Saligia. Noctes Petropolitanae | страница 51
Понятно восхищение Божьей мудростью; и легко любить лес и птичек лесных, всякую букашку, муравья и «пчелу золотую», «природу прекрасную и безгрешную». Можно простить Федора Павловича, поняв свою вину перед ним. Но трудно все полюбить в нем, а без любви ко всему, даже к насекомому, нет и полного приятия мира. Старец знает, в чем проклятие мира. – Оно в «уединении» всякого, т. е. в разъединенности, в распаде – в зависти и ненависти. «Всякий-то теперь, – говорил Зосиме его таинственный друг, – стремится отдалить свое лицо наиболее, хочет испытать в себе самом полноту жизни, а между тем выходит из всех его усилий, вместо полноты жизни, лишь полное самоубийство, ибо, вместо полноты определения существа своего, впадают в совершенное уединение. Ибо все-то в наш век разделились на единицы, всякий уединяется в свою нору, всякий от другого отдаляется, прячется и что имеет прячет, и кончает тем, что сам от людей отталкивается, и сам людей от себя отталкивает». Этому разъединению противостоит умиляющее единство Любви, «деятельной и живой». – «Землю целуй и неустанно, ненасытимо люби, всех люби, ищи восторга и исступления сего. Омочи землю слезами радости твоея и люби сии слезы твои. Исступления же сего не стыдись, дорожи им, ибо есть дар Божий, великий, да и не многим дается, а избранным».
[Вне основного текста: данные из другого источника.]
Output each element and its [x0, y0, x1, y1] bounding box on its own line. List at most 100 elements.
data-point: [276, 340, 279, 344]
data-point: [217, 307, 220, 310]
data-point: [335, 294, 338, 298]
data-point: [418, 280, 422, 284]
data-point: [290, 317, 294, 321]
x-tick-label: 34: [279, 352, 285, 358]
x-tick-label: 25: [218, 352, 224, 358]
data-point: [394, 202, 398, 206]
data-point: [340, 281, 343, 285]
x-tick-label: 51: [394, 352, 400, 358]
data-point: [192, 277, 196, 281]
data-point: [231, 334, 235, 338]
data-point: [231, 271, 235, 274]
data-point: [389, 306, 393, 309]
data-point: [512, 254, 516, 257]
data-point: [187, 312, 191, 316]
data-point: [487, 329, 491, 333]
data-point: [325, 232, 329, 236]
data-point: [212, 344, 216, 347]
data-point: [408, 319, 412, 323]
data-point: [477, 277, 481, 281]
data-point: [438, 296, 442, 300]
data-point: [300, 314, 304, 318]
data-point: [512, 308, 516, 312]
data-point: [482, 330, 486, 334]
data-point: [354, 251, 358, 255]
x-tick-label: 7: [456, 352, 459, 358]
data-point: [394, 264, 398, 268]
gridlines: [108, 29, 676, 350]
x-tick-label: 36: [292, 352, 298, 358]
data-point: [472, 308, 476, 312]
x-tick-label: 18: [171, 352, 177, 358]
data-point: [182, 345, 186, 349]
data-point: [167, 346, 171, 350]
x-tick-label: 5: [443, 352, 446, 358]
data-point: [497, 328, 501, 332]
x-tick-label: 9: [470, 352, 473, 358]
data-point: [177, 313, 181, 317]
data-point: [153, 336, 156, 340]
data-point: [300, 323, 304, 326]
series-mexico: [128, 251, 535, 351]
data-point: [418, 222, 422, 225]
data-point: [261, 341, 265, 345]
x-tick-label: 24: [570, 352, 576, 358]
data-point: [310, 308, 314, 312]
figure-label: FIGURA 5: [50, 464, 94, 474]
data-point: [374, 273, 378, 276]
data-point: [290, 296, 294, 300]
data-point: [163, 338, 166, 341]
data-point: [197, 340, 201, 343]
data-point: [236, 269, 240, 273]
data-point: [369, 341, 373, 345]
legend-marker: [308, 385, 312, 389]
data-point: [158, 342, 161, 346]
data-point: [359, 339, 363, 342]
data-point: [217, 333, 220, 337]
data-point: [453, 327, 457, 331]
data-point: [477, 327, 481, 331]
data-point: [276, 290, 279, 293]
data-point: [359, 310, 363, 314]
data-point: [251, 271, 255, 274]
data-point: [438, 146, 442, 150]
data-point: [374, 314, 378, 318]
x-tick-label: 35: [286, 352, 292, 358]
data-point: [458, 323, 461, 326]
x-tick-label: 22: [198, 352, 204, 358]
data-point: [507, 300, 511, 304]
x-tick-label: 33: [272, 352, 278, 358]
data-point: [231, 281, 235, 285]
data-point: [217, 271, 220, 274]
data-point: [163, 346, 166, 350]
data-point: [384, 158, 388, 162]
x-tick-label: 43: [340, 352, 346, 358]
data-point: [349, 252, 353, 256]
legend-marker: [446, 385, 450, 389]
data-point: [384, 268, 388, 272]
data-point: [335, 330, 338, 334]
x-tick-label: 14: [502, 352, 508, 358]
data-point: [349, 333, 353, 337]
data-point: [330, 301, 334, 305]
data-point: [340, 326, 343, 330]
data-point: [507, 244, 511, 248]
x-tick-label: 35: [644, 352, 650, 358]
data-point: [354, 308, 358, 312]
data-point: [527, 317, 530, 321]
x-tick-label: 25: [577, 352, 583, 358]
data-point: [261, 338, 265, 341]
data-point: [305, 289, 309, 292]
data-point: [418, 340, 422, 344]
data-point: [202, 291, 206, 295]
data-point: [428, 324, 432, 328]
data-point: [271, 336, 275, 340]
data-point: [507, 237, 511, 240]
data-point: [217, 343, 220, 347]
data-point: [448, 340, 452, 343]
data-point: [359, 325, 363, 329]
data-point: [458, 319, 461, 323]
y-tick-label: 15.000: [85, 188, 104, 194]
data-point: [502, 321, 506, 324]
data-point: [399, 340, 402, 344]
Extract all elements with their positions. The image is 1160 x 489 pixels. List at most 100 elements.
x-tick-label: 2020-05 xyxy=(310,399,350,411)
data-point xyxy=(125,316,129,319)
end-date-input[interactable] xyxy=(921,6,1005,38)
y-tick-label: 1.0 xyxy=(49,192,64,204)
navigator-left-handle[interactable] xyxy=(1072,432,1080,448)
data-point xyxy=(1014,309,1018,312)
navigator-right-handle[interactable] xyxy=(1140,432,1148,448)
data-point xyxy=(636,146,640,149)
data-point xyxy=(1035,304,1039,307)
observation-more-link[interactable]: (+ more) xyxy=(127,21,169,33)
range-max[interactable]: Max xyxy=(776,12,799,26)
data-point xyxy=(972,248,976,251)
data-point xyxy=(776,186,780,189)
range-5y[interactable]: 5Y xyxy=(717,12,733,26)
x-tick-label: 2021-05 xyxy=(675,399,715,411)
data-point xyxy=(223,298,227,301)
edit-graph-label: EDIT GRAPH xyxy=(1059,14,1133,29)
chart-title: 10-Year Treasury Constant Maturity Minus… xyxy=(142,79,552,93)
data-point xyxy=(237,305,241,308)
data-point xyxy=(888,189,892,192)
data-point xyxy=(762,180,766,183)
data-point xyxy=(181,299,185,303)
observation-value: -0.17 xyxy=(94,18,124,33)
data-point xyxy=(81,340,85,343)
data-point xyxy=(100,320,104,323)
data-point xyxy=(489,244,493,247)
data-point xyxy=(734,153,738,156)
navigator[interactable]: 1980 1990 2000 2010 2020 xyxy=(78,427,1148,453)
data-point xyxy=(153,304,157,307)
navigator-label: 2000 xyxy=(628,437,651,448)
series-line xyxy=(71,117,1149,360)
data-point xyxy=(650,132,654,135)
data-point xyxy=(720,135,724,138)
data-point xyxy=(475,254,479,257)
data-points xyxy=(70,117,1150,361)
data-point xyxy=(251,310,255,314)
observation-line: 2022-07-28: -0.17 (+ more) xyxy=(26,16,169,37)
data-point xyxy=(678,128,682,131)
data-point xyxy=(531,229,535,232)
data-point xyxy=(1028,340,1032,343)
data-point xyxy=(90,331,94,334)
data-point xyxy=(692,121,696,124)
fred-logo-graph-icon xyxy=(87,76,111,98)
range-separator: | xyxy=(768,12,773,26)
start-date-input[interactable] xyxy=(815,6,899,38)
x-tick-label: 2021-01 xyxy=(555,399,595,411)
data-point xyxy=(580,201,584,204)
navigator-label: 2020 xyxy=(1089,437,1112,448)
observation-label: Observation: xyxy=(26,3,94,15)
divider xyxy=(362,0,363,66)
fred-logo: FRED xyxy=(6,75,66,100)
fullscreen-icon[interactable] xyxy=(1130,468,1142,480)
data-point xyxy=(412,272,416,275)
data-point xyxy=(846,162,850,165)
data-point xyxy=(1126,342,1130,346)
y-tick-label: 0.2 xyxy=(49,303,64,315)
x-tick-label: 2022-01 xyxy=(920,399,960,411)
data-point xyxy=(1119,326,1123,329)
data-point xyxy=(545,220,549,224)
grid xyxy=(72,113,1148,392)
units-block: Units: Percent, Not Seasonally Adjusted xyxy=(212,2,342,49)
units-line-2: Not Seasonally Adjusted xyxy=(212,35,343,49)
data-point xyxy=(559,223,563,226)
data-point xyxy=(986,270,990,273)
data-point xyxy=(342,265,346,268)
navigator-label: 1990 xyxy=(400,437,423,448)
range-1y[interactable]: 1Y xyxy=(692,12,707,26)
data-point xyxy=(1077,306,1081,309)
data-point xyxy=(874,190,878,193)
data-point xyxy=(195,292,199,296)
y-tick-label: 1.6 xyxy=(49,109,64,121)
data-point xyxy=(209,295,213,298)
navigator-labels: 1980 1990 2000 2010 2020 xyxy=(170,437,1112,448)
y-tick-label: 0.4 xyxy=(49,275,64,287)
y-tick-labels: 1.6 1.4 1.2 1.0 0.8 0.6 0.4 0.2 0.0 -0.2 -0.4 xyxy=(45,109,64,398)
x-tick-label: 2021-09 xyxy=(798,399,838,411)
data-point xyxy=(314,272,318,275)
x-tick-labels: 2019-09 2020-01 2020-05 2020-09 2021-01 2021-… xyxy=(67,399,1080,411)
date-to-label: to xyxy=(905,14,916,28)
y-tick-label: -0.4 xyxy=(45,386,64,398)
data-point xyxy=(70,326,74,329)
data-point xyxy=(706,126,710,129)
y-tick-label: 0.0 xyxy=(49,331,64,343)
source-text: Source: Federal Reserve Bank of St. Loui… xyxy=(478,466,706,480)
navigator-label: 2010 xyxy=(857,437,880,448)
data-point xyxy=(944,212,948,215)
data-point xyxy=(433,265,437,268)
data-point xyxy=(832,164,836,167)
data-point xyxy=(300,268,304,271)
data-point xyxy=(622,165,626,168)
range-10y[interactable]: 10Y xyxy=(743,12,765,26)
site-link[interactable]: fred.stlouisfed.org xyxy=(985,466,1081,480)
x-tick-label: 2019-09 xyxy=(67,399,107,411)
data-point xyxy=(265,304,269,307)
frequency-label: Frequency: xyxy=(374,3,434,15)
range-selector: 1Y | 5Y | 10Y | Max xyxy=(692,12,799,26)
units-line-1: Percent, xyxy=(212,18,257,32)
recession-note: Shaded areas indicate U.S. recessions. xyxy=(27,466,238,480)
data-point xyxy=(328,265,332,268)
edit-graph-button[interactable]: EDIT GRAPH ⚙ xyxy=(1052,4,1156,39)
В упоении своею вселенскою любовью старец доходит до порога стоящей перед ним тайны. Он зовет любить человека и во грехе, «ибо сие уж подобие Божеской любви и есть верх любви на земле». Он исполнен «сокровенным ощущением живой связи нашей с миром иным, с миром горним и высшим», и знает: «корни наших мыслей и чувств не здесь, а в мирах иных». Остается сделать один только шаг; но его ни Зосима, ни Федор Михайлович сделать не решаются. Человека, говорят они, надо любить во грехе, но греховное о нем – нацело отсечь, как злое бытие, победить зло силою смиренной любви. Признаются лишь « корни наших мыслей и чувств», не цветение их; а мир святых человеков остается отъединенным от мира животного, душа – от тела. Истинный и единственный путь к жизни и любви в иночестве, отсекающем «потребности лишние и ненужные», гордую волю. Не к преображению мира, не к пронизанию его до самых последних глубин, зовет старец, а к царству грядущему, к отказу от «лишнего и ненужного». Точно есть что-нибудь ненужное и лишнее в Божьем мире! Любовь Зосимы не оправдывает всего мира, не оправдывает Карамазова. Она – высший из видов Любви на земле, но только одно из ее проявлений, не сама Всеединая. Она тоже отъединена, и потому обречена на умирание. В ней нет героизма и полноты напряжения, той жизни, которая неудержимо и бурно являет нам творчество Божье.